Red Hat Bugzilla – Bug 1286042
rebalance :- rm -rf failed with with error 'No such file or directory' for few files and directory while rebalance is in progress
Last modified: 2017-03-25 10:24:17 EDT
From the logs posted in the initial bug-report, opendir failed with ENOENT errors on newly added bricks (client36 till client47). I didn't see any failure logs on bricks that were part of dht before add-brick (client0 till client35). So, I assume this bug is due to directory not healed after add-brick. There are some fixes  in rhgs-3.1.3 which adds healing of directory and layout even in nameless lookup codepath. Since there is atleast one nameless lookup done on gfid before opendir is sent in new graph (which is aware of new bricks), this issue should be fixed in 3.1.3.
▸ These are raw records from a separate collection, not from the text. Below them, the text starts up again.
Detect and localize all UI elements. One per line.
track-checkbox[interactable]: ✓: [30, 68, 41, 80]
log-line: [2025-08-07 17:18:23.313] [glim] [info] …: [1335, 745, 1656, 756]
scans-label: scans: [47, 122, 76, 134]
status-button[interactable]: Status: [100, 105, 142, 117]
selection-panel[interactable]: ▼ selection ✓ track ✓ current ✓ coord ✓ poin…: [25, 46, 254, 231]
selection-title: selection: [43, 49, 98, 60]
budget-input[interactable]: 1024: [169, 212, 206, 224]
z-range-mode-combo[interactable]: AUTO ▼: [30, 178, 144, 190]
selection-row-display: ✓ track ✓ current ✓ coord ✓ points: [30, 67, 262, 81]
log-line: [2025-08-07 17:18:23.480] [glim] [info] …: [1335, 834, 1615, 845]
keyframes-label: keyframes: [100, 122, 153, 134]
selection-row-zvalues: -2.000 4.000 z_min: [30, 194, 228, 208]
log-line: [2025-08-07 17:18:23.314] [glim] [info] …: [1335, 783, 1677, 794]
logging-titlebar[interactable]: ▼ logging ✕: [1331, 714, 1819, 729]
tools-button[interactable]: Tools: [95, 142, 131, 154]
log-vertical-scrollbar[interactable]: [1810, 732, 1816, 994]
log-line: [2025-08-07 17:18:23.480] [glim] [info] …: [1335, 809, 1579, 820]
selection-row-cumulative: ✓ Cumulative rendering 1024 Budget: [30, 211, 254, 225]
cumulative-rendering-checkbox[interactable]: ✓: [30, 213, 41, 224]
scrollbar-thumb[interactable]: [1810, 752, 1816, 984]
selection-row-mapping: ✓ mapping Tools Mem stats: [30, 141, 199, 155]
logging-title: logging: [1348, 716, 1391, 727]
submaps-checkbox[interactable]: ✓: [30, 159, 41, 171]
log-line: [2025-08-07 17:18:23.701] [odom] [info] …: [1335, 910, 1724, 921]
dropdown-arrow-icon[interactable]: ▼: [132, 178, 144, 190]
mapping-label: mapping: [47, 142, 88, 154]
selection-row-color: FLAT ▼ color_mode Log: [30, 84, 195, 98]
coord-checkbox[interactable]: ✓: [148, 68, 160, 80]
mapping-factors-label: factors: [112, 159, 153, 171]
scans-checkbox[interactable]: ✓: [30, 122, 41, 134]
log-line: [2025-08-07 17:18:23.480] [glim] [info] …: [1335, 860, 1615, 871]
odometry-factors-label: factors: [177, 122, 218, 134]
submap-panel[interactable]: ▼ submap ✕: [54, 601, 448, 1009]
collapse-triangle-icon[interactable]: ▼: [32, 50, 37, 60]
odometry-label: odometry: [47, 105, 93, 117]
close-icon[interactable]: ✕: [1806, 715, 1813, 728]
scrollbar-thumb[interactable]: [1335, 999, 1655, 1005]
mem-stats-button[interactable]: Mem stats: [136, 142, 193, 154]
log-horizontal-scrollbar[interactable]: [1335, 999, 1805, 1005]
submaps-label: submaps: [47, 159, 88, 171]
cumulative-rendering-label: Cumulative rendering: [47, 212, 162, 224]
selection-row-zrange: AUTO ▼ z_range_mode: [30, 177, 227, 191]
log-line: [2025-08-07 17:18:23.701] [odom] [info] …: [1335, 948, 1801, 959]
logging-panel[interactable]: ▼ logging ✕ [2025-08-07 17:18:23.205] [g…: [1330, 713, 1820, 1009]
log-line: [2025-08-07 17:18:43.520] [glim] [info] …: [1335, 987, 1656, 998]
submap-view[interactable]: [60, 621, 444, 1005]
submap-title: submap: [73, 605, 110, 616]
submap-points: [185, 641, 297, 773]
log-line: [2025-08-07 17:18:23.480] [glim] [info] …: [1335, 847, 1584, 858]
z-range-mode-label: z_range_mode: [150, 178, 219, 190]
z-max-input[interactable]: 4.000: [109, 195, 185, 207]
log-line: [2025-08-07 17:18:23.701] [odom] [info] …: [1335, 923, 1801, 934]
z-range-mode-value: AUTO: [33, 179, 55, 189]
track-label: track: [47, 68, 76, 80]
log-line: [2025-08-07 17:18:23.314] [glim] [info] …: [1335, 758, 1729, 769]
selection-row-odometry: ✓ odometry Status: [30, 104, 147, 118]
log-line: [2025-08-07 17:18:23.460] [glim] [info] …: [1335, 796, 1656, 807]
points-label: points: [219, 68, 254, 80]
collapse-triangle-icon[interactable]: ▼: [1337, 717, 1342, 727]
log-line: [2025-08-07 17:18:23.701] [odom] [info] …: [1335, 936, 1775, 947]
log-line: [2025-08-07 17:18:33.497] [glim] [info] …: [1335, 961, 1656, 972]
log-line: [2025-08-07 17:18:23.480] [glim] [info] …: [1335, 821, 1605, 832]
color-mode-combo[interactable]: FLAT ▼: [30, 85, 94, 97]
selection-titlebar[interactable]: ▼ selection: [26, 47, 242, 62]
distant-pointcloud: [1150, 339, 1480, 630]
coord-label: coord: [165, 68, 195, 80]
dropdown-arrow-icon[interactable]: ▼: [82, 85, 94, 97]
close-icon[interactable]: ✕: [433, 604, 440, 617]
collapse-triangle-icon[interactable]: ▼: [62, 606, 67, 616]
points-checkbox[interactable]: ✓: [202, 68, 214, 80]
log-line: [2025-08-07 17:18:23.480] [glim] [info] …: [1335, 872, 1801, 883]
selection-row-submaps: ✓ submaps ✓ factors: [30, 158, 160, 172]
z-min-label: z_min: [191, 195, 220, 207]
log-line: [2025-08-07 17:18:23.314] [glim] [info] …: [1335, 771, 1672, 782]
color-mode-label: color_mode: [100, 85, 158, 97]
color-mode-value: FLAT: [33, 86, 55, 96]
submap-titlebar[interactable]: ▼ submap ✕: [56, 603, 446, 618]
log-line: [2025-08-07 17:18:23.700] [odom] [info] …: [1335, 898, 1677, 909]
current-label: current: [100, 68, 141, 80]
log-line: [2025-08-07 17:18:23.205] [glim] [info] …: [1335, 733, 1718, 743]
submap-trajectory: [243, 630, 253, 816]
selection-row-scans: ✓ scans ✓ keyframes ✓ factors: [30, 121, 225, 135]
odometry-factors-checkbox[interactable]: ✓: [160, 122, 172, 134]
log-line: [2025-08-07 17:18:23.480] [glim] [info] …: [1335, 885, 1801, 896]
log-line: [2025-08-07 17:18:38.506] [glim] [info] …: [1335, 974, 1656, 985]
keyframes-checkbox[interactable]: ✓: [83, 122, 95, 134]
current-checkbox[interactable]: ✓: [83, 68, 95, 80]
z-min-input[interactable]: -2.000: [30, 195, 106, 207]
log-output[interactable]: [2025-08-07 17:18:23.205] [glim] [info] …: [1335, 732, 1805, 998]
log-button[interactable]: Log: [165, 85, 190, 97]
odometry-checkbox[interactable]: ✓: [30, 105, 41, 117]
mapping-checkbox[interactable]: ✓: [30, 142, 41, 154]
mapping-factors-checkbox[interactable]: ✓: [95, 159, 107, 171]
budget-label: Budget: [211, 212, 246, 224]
Also, Sakshi reported saying that she didn't see any issues with parallel rm -rf and rebalance post add-brick in rhgs-3.1.3.
Waiting for Karthick's confirmation of our observations.
Please note that  is not necessary fix for this bug (it is not present in rhgs-3.1.3). However it solves related issue of directory having holes post lookup.
This issue is no longer seen with glusterfs version: 3.8.4-2.el7rhgs.x86_64.
Here are the steps that were followed,
1. Created and distributed replica volume and started it.
2. Created files and Directories on it.
3. Added few bricks to that volume.
4. started rebalance with start force option.
5. From mount point started deleting data using rm -rf *.
The error reported in this BZ was not seen and the command executed successfully without any errors/issues.
Hence, moving this BZ to Verified.